どうせ東京で仕事をするなら、また代々木上原に戻りたい、と聡太は思った。

― 街も好きだけど…楽しかったんだろうな、あの頃が。

今日は、午後から物件をいくつか見てまわり、さっきその中の一つの渋谷区大山町のマンションを契約したばかりだ。

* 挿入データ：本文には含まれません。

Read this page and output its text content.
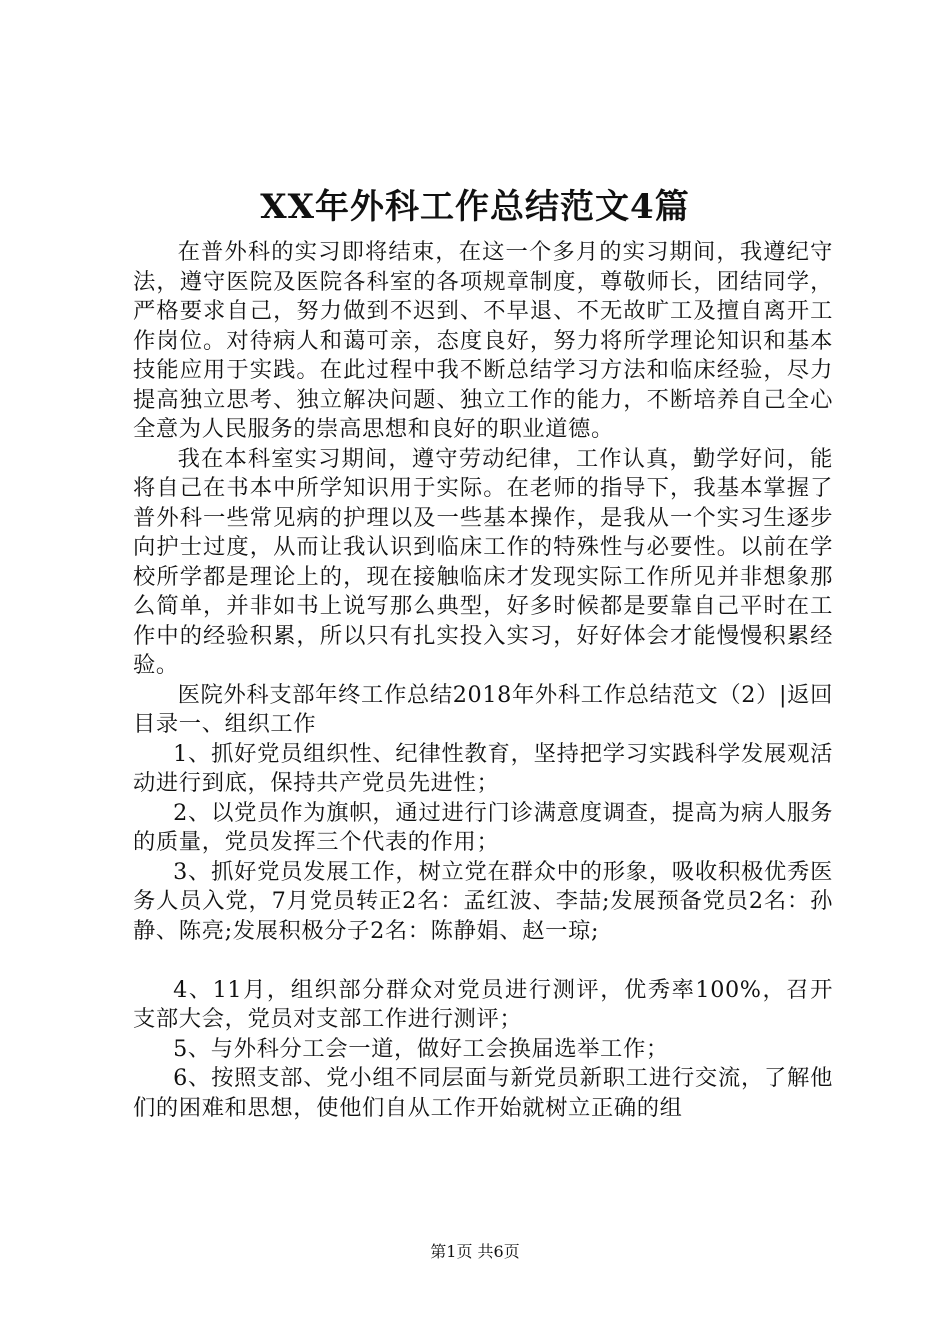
XX年外科工作总结范文4篇

在普外科的实习即将结束，在这一个多月的实习期间，我遵纪守法，遵守医院及医院各科室的各项规章制度，尊敬师长，团结同学，严格要求自己，努力做到不迟到、不早退、不无故旷工及擅自离开工作岗位。对待病人和蔼可亲，态度良好，努力将所学理论知识和基本技能应用于实践。在此过程中我不断总结学习方法和临床经验，尽力提高独立思考、独立解决问题、独立工作的能力，不断培养自己全心全意为人民服务的崇高思想和良好的职业道德。

我在本科室实习期间，遵守劳动纪律，工作认真，勤学好问，能将自己在书本中所学知识用于实际。在老师的指导下，我基本掌握了普外科一些常见病的护理以及一些基本操作，是我从一个实习生逐步向护士过度，从而让我认识到临床工作的特殊性与必要性。以前在学校所学都是理论上的，现在接触临床才发现实际工作所见并非想象那么简单，并非如书上说写那么典型，好多时候都是要靠自己平时在工作中的经验积累，所以只有扎实投入实习，好好体会才能慢慢积累经验。

医院外科支部年终工作总结2018年外科工作总结范文（2）|返回目录一、组织工作

1、抓好党员组织性、纪律性教育，坚持把学习实践科学发展观活动进行到底，保持共产党员先进性；

2、以党员作为旗帜，通过进行门诊满意度调查，提高为病人服务的质量，党员发挥三个代表的作用；

3、抓好党员发展工作，树立党在群众中的形象，吸收积极优秀医务人员入党，7月党员转正2名：孟红波、李喆;发展预备党员2名：孙静、陈亮;发展积极分子2名：陈静娟、赵一琼;

4、11月，组织部分群众对党员进行测评，优秀率100%，召开支部大会，党员对支部工作进行测评；

5、与外科分工会一道，做好工会换届选举工作；

6、按照支部、党小组不同层面与新党员新职工进行交流，了解他们的困难和思想，使他们自从工作开始就树立正确的组

第1页 共6页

あたりはすっかり薄暗く、街は夜になるのを待っているかのようだった。

― 時間も時間だから食事をしたいけど、予約しないで入れる店はあるかな。

聡太はそのままぶらぶらと歩き続け、ふとある店の少し手前で歩みを止めた。

『ル・キャバレ』。

― 一花と最後に食事をしたよな…。

当然のように、テーブルは全て人で埋まっていて、聡太が食事をする余地はなさそうだ。

聡太は、またゆっくりと歩き始めた。

向こうから自転車に乗った女性がぐんぐん近づいてきて、ビュンという風と共に、聡太の横を通り過ぎた。

その瞬間、聡太は思わず振り返った。

と同時に、さっきの自転車もキキーっとブレーキ音を立てて止まった。そして、女性がゆっくりと振り向いた。

「聡太?」「一花?」

1秒も違わず、お互いの名前を呼び、2人はじっと佇んだ。

何か声をかけなくてはと思うが、気の利いた言葉が思い浮かない。

「転勤でまた東京に戻ってくることになって…。だったら、この街に戻りたくて、今日マンションの契約をしてきたばかりなんだ」

一花は目を大きく見開き、自転車を押しながら一歩、また一歩と聡太に近づいてきた。

「私も…今、上原住み。この街にいれば、また聡太に会えるんじゃないかと、勝手に思い込んでた」

一花の目は潤んでいるように見えた。

「最近は忙しいの?きっと予約取れないからだいぶ先になりそうだけど、よかったら食事しない?」

聡太が遠慮がちに訊くと、一花はクスッと笑って答えた。

「『ル・キャバレ』で?」

「もちろん」

聡太もつられて笑う。

あの日の思い出が聡太の脳裏にふわっと浮かんできた。

別れを選んだ2年前ではない。ふたりが初めて出会い、意気投合したあの夜のことだ。